-Re: why not hadoop backup name node data to local disk daily or hourly?
Harsh J 2012-12-20, 10:06
On Thu, Dec 20, 2012 at 3:18 PM, 周梦想 <[EMAIL PROTECTED]> wrote:
> Some reasons lead to my name node data error, but the error data also
> overwrite the second name node data, also the NFS backup. I want to recover
> the name node data a day ago or even a week ago,but I can't.
The SecondaryNameNode does this, and that is also why it is
recommended to run. In HA HDFS, the StandbyNameNode does the same
action of checkpoints as SecondaryNameNode, to achieve the same
This form of corruption at the SNN too should *never* occur normally,
and your SNN last-checkpoint-time should be actively monitored to not
grow too old (a sign of issues). Your version of Hadoop probably is
still affected by https://issues.apache.org/jira/browse/HDFS-3652 and
you should update to avoid loss due to it?
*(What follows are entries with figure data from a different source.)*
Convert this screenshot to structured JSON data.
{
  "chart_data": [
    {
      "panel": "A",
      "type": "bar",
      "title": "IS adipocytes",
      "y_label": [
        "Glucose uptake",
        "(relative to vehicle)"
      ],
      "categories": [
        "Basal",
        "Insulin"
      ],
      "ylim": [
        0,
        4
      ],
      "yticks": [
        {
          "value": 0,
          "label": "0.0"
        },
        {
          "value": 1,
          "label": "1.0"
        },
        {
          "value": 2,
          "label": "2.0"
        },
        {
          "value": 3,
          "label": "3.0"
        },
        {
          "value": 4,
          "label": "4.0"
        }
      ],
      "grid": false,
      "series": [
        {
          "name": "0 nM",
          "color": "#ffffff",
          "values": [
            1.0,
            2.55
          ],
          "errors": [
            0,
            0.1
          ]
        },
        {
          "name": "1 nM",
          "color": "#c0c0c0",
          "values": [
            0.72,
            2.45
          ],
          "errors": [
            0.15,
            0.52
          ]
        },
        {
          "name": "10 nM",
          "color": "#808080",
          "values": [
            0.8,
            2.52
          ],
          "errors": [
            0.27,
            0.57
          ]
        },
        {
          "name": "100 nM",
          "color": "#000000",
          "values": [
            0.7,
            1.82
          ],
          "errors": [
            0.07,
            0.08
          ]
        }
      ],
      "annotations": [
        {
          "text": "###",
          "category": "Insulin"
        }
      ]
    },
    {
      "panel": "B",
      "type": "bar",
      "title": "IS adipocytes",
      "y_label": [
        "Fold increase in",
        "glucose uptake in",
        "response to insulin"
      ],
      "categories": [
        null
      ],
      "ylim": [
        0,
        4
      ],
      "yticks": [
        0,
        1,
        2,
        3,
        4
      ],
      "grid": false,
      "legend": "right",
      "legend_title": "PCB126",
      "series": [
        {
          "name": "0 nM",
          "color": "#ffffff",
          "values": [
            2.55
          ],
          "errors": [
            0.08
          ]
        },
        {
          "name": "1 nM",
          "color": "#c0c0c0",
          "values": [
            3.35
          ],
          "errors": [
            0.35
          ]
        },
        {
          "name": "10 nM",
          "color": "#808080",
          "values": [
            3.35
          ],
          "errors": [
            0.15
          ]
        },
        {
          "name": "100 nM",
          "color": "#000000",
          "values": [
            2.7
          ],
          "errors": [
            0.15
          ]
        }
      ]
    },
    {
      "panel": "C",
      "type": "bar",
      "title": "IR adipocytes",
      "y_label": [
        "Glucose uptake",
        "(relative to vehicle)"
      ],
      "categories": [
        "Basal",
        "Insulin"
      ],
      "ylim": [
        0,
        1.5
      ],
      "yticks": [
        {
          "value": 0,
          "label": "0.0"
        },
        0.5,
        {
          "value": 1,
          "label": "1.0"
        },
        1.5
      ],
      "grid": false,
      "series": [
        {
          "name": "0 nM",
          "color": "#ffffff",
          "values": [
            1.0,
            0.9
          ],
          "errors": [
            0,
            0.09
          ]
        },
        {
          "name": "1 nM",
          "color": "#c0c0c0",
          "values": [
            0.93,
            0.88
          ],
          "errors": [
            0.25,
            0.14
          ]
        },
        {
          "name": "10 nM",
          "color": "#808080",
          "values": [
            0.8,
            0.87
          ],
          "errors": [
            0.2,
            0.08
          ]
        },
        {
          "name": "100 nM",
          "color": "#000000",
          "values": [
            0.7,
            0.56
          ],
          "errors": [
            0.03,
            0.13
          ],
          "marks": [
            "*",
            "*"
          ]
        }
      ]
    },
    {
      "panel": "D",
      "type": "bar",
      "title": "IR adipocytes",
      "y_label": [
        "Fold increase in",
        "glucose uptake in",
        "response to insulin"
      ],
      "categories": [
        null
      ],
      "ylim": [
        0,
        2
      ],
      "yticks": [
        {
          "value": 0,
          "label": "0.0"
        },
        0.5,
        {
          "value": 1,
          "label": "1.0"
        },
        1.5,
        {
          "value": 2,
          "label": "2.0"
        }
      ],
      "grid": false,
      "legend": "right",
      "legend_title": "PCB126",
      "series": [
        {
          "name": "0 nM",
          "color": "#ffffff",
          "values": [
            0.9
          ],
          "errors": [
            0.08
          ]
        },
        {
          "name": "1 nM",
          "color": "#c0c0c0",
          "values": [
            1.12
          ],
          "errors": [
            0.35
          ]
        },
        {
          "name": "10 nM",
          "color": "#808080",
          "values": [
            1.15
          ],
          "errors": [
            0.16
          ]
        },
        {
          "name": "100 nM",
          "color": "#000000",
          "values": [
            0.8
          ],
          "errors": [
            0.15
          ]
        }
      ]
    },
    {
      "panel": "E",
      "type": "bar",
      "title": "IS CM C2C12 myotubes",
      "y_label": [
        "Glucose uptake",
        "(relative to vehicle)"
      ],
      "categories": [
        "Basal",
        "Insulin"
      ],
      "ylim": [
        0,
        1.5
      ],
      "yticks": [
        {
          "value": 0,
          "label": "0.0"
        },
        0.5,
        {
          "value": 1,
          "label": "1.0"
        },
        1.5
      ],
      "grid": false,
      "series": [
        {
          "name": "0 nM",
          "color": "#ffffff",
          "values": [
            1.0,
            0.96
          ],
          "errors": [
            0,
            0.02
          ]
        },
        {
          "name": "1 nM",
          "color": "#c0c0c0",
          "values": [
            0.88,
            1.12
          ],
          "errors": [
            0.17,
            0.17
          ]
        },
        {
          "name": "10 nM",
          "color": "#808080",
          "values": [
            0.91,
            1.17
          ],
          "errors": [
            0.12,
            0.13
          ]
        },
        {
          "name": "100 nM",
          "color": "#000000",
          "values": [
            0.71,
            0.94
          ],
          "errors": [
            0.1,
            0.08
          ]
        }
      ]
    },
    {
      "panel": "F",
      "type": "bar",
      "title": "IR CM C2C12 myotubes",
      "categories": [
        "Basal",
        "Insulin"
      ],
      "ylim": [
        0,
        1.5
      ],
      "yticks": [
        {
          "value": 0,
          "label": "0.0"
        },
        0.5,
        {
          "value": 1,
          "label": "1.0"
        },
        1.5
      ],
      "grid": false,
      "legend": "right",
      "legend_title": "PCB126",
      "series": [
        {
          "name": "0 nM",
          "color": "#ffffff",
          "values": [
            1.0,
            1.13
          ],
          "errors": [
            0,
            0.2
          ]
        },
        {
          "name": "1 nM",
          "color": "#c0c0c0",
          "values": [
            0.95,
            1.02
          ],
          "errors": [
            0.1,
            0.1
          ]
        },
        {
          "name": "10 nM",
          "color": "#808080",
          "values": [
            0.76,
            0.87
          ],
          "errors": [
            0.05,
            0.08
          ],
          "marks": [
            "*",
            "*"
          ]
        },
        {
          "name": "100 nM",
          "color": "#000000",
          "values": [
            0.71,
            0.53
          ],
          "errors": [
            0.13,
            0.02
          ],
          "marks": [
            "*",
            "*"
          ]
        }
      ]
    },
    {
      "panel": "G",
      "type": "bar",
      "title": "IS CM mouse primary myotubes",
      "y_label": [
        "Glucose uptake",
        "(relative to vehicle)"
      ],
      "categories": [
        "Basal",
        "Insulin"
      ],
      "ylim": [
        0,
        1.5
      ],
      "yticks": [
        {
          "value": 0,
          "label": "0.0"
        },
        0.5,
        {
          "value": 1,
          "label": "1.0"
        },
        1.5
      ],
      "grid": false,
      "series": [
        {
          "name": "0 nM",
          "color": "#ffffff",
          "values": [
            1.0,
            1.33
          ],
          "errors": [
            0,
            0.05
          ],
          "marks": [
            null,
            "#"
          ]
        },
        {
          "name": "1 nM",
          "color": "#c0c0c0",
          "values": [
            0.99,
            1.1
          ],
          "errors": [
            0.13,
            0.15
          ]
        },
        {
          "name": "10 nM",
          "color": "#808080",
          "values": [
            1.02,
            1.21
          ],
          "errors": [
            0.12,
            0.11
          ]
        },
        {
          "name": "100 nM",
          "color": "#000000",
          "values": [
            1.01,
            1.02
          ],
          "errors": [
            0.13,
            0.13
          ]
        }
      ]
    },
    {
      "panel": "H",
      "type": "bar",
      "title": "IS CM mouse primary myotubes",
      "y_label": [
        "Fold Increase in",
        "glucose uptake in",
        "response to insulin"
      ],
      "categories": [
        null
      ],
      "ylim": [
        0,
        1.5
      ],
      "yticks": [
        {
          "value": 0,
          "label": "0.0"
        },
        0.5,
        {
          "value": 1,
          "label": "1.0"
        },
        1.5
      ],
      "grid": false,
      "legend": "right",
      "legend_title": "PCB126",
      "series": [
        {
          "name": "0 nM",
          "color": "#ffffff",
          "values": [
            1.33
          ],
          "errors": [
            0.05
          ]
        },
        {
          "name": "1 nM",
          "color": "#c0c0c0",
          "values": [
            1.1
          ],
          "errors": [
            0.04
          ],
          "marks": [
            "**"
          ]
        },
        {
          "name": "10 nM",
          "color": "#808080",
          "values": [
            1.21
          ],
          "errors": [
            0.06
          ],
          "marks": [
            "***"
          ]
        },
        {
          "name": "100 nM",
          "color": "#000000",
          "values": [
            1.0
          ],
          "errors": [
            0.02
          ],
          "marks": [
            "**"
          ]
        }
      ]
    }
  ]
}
Also, if you ever suspect a local copy of NN to be bad, save its
namespace (hadoop dfsadmin -saveNamespace, requires NN be put in
safemode first) before you bring it down - this saves a copy from the
memory onto the disk.
> I have to back
> up name node data manually or write a bash script to backup it? why hadoop
> does not give a configure to backup name node data to local disk daily or
> hourly with different time stamp name?
If the NN's disk itself is corrupt, backing it up would be no good
either, so this solution vs. SNN still doesn't solve anything of your
> The same question is to HBase's .META. and -ROOT- table. I think it's
> history storage is more important 100 times than the log history.
The HBase .META. and -ROOT- are already on HDFS, so are pretty
reliable (with HBase's WAL and 3x replication of blocks).
> I think it could be implemented in Second Name Node/Check Points Node or
> Back Node. Now I do this just using bash script.
I don't think using a bash script to backup the metadata is a better
solution than relying on the SecondaryNameNode. Two reasons: It does
the same form of a copy-backup (no validation like SNN does), and it
does not checkpoint (i.e. merge the edits into the fsimage).